Recently, reduction of the size and increase of the output are required in internal combustion engines for automobiles, and furthermore, attachment of an apparatus for reducing a blow-bye gas is required for purging an exhaust gas. Therefore, conditions under which bearings are used become severe. More specifically, the size of bearings has recently been reduced and the bearings are used under higher load and higher temperature conditions than in the past. Accordingly, fatigue fracture and abnormal abrasion readily occur in the conventional multicomponent system bearing alloys and troubles are caused in internal combustion engines for automobiles by these undersirable phenomena. In metal materials, a fatigue phenomenon ordinarily takes place when they are used over a long period of time, but in recent internal combustion engines, fatigue fracture of bearings is sometimes caused even when a high load operation is conducted for a relatively short time. The temperature of a lubricating oil in an internal combustion engine is increased at a high load operation. For example, the temperature of lubricating oil in an oil pan is elevated to 130.degree. to 150.degree. C., and it is therefore presumed that the bearing has a sliding contact with an opposite member, for example, a crank shaft, at a relatively high temperature. In a conventional multicomponent system bearing alloys, the high temperature hardness is drastically reduced by this sliding contact at high temperatures, and melting or migration of the tin phase is caused in the multicomponent system bearing alloys. We believe that the fatigue-resistant strength is reduced in the multicomponent system bearing alloys because of such reduction of the high temperature hardness and melting or migration of the tin phase.

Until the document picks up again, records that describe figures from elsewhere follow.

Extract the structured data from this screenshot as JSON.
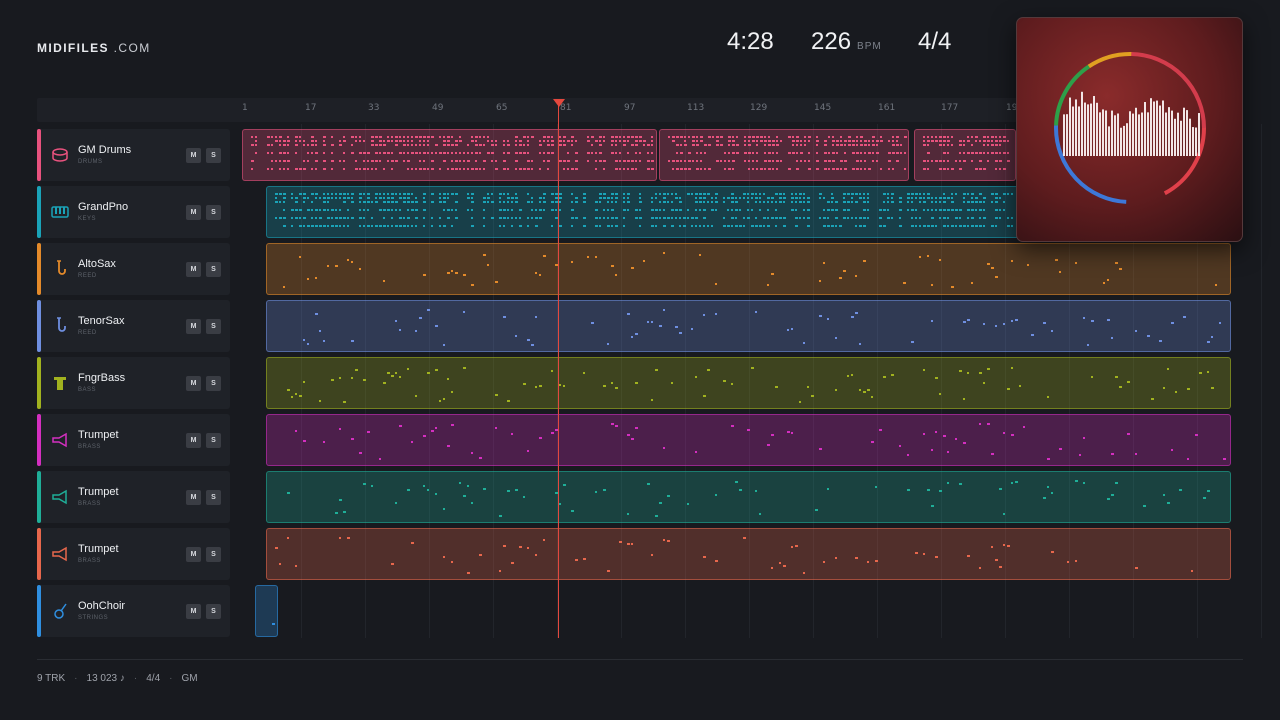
{
  "app": {
    "logo_main": "MIDIFILES",
    "logo_domain": ".COM"
  },
  "transport": {
    "time": "4:28",
    "tempo": "226",
    "tempo_unit": "BPM",
    "meter": "4/4"
  },
  "ruler": {
    "ticks": [
      "1",
      "17",
      "33",
      "49",
      "65",
      "81",
      "97",
      "113",
      "129",
      "145",
      "161",
      "177",
      "19"
    ]
  },
  "tracks": [
    {
      "name": "GM Drums",
      "category": "DRUMS",
      "color": "#e8527e",
      "icon": "drum-icon",
      "mute": "M",
      "solo": "S"
    },
    {
      "name": "GrandPno",
      "category": "KEYS",
      "color": "#1aa3b8",
      "icon": "piano-icon",
      "mute": "M",
      "solo": "S"
    },
    {
      "name": "AltoSax",
      "category": "REED",
      "color": "#e48a2a",
      "icon": "sax-icon",
      "mute": "M",
      "solo": "S"
    },
    {
      "name": "TenorSax",
      "category": "REED",
      "color": "#6f8fe0",
      "icon": "sax-icon",
      "mute": "M",
      "solo": "S"
    },
    {
      "name": "FngrBass",
      "category": "BASS",
      "color": "#a1b21f",
      "icon": "bass-icon",
      "mute": "M",
      "solo": "S"
    },
    {
      "name": "Trumpet",
      "category": "BRASS",
      "color": "#d42fc0",
      "icon": "trumpet-icon",
      "mute": "M",
      "solo": "S"
    },
    {
      "name": "Trumpet",
      "category": "BRASS",
      "color": "#1fae98",
      "icon": "trumpet-icon",
      "mute": "M",
      "solo": "S"
    },
    {
      "name": "Trumpet",
      "category": "BRASS",
      "color": "#e7674c",
      "icon": "trumpet-icon",
      "mute": "M",
      "solo": "S"
    },
    {
      "name": "OohChoir",
      "category": "STRINGS",
      "color": "#2f8fe0",
      "icon": "guitar-icon",
      "mute": "M",
      "solo": "S"
    }
  ],
  "footer": {
    "tracks": "9 TRK",
    "notes": "13 023 ♪",
    "meter": "4/4",
    "standard": "GM"
  }
}
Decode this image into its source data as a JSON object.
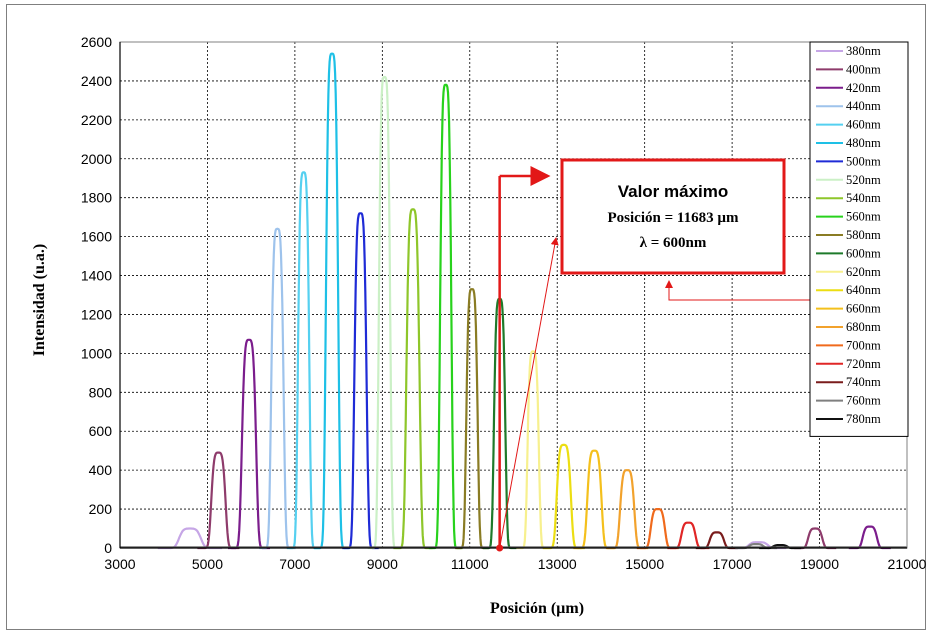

In recent internal combustion engines, in order to reduce the cost of shafts such as crank shafts, customary shafts of forged steel tend to be replaced by ductile cast iron shafts having a low processing cost and the surface roughness of the shafts tends to increase. On the machine-processed surfaces of ductile cast iron shafts, there are left many cavities formed by shaving and removal of graphite particles at the machine processing, and abnormal abrasion is caused on the surfaces of the bearings because of the edges of these cavities, resulting in fatigue fracture. This is an unavoidable defect of the conventional multicomponent system bearing alloys.
With a view to improving properties of tin-containing aluminum alloys by incorporating various additive elements, we proposed a tin-containing aluminum alloy having chromium and copper incorporated therein in Japanese patent application No. 2690/77 and a tin-containing aluminum alloy having chromium, copper and lead and/or indium in Japanese patent application No. 18225/77. Furthermore, we found that when at least one element selected from silicon, manganese, antimony, titanium, nickel, iron, zirconium, molybdenum and cobalt is incorporated in a tin-containing aluminum alloy and is dispersed and precipitated therein, the hardness and abrasion resistance can be improved, and we proposed this improved alloy in Japanese patent application No. 84233/78.